Gabo : Exil, politique et autres papillons

lundi 5 mai 2014, par Hernando Calvo Ospina

Toutes les versions de cet article : [Español] [français]

C’est la seule dictature officielle de la Colombie au siècle dernier, celle du général Gustavo Rojas Pinilla, qui l’obligea à fuir du pays. C’était en 1955. Gabriel García Marquez, Gabo, travaillait pour le journal de Bogota El Espectador. La faute en revient à « Récit d’un naufragé », une simple information transformée en un récit puissant et long, rédigé à partir du dialogue qu’il eut avec un jeune marin de la Marine Nationale. En quatorze épisodes, il relatait en détail ce qu’avait vécu cet homme qui passa plusieurs jours dans la mer. La controverse publique qui suivit ne plut pas à la dictature, car le navire était bourré de contrebande. Pour protéger Gabo, la direction du journal lui proposa d’aller en Europe en tant que correspondant.

Ce qu’il n’avait pas vécu sous la dictature colombienne, il le vécut dans le pays des Droits de l’Homme. Après être passé par Rome, il descendit d’un train à Paris, « une glaciale nuit de décembre 1955 », ainsi qu’il le raconte lui-même. En ce moment-là précisément, le peuple d’Algérie luttait contre l’invasion française. Gabo se rappelait que la police parisienne, qui l’avait confondu avec un algérien, l’avait arrêté et craché dessus. « La police bloquait soudain la porte d’un café ou d’un bar d’arabes du Boulevard St Michel et emmenait sous les coups tous ceux qui n’avaient pas une tête de chrétien. Et moi, j’étais l’un de ceux-là, forcément. » Les autres détenus se méfiaient logiquement de lui, malgré sa tête de « vendeur de tapis à domicile. » Mais à force d’aller dans les commissariats, de dormir tassé contre les algériens, il finit par gagner leur confiance. Ils réussirent à communiquer entre eux dans un méli-mélo de langues et de signes. « Une nuit, l’un d’eux me dit que quitte à être prisonnier, autant être coupable plutôt qu’innocent, alors je me suis mis à travailler pour le Front de Libération National d’Algérie. Il s’agissait du médecin Anied Tebbal, qui à cette époque fut l’un de mes grands amis à Paris. » C’est ainsi qu’en participant à des actions de subversion, le journaliste exilé devint militant de l’une des causes révolutionnaires qui, à ce moment, était des plus dangereuses pour la sécurité personnelle. C’est pour cela que des années après, dans l’Algérie libre, Gabo fut invité plusieurs fois aux festivités de la libération. Lors de l’une d’elle, il déclara : « La révolution algérienne est la seule pour laquelle j’ai été fait prisonnier. » (1)

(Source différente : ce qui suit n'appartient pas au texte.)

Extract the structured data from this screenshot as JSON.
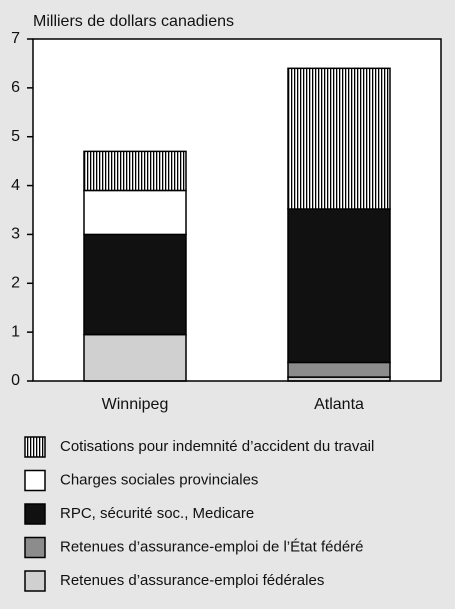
{
  "chart_data": {
    "type": "stacked-bar",
    "ylabel": "Milliers de dollars canadiens",
    "categories": [
      "Winnipeg",
      "Atlanta"
    ],
    "series": [
      {
        "name": "Cotisations pour indemnité d’accident du travail",
        "color": "#000000",
        "pattern": "vertical-lines",
        "values": [
          0.8,
          2.88
        ]
      },
      {
        "name": "Charges sociales provinciales",
        "color": "#ffffff",
        "values": [
          0.9,
          0
        ]
      },
      {
        "name": "RPC, sécurité soc., Medicare",
        "color": "#111111",
        "values": [
          2.05,
          3.14
        ]
      },
      {
        "name": "Retenues d’assurance-emploi de l’État fédéré",
        "color": "#8c8c8c",
        "values": [
          0,
          0.3
        ]
      },
      {
        "name": "Retenues d’assurance-emploi fédérales",
        "color": "#d0d0d0",
        "values": [
          0.95,
          0.08
        ]
      }
    ],
    "ylim": [
      0,
      7
    ],
    "yticks": [
      0,
      1,
      2,
      3,
      4,
      5,
      6,
      7
    ]
  }
}
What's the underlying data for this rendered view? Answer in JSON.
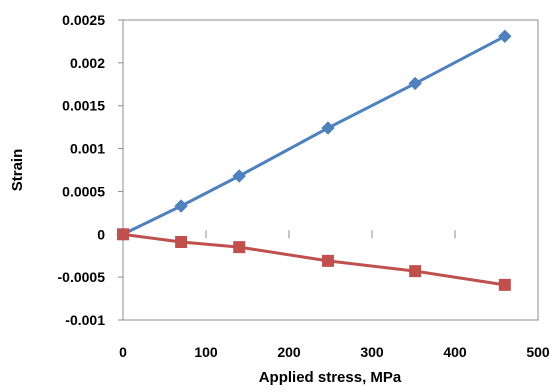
{
  "chart_data": {
    "type": "scatter",
    "title": "",
    "xlabel": "Applied stress, MPa",
    "ylabel": "Strain",
    "xlim": [
      0,
      500
    ],
    "ylim": [
      -0.001,
      0.0025
    ],
    "x_ticks": [
      0,
      100,
      200,
      300,
      400,
      500
    ],
    "y_ticks": [
      -0.001,
      -0.0005,
      0,
      0.0005,
      0.001,
      0.0015,
      0.002,
      0.0025
    ],
    "x_tick_labels": [
      "0",
      "100",
      "200",
      "300",
      "400",
      "500"
    ],
    "y_tick_labels": [
      "-0.001",
      "-0.0005",
      "0",
      "0.0005",
      "0.001",
      "0.0015",
      "0.002",
      "0.0025"
    ],
    "grid": false,
    "legend": "none",
    "lines": "straight line connecting markers",
    "series": [
      {
        "marker": "diamond",
        "color": "#4F81BD",
        "x": [
          0,
          70,
          140,
          247,
          352,
          460
        ],
        "y": [
          0,
          0.00033,
          0.00068,
          0.00124,
          0.00176,
          0.00231
        ]
      },
      {
        "marker": "square",
        "color": "#C0504D",
        "x": [
          0,
          70,
          140,
          247,
          352,
          460
        ],
        "y": [
          0,
          -9e-05,
          -0.00015,
          -0.00031,
          -0.00043,
          -0.00059
        ]
      }
    ]
  }
}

Paris continuait à ne pas ouvrir les bras à Gabo. Il persistait pourtant à gagner son affection, mais la chance ne lui souriait pas. A Bogota, El Espectador fut fermé par le dictateur, et le journaliste se retrouva sans salaire. L’estomac de Gabo dut s’accoutumer à des jours sans un morceau de pain, quand l’aumône du passant ne tombait pas dans sa main tendue. Il eut une amoureuse, Tachia Quintero, une belle basque, exilée elle aussi. Ils partageaient la misère en plus des baisers. Cette même pauvreté qui les poussait à se disputer entre eux, à défaut de leur permettre de s’en sortir. Et c’est ainsi qu’entre le lit, la faim et la pauvreté naquit « Pas de lettre pour le colonel ». (2)

En 1959, la révolution cubaine triompha. Sous l’impulsion d’Ernesto “Che” Guevara, l’agence d’information Prensa Latina fut créée en avril, dont le premier directeur sera le journaliste et guérillero argentin Jorge Ricardo Masetti. Gabo accepta l’invitation à participer au projet, et s’installa à la Havane pendant six mois. Peu après, il prit la responsabilité de créer le bureau à Bogota. En 1960, il vint à New York en tant que correspondant de Prensa Latina. Il fallait être courageux et engagé pour accepter une telle responsabilité car la CIA et la contre-révolution assassinaient par balles ou bombes ceux qui étaient avec la Révolution. Aux Etats-Unis, la pression et les menaces furent telles contre le colombien, qu’il s’installa à Mexico en 1961. On peut dire que ce fut la première fois qu’il a cherché asile à cause de l’intransigeance politique. Mais même dans ce pays, il ne fut pas protégé de la qualification de “communiste” et d’ “agent castriste”.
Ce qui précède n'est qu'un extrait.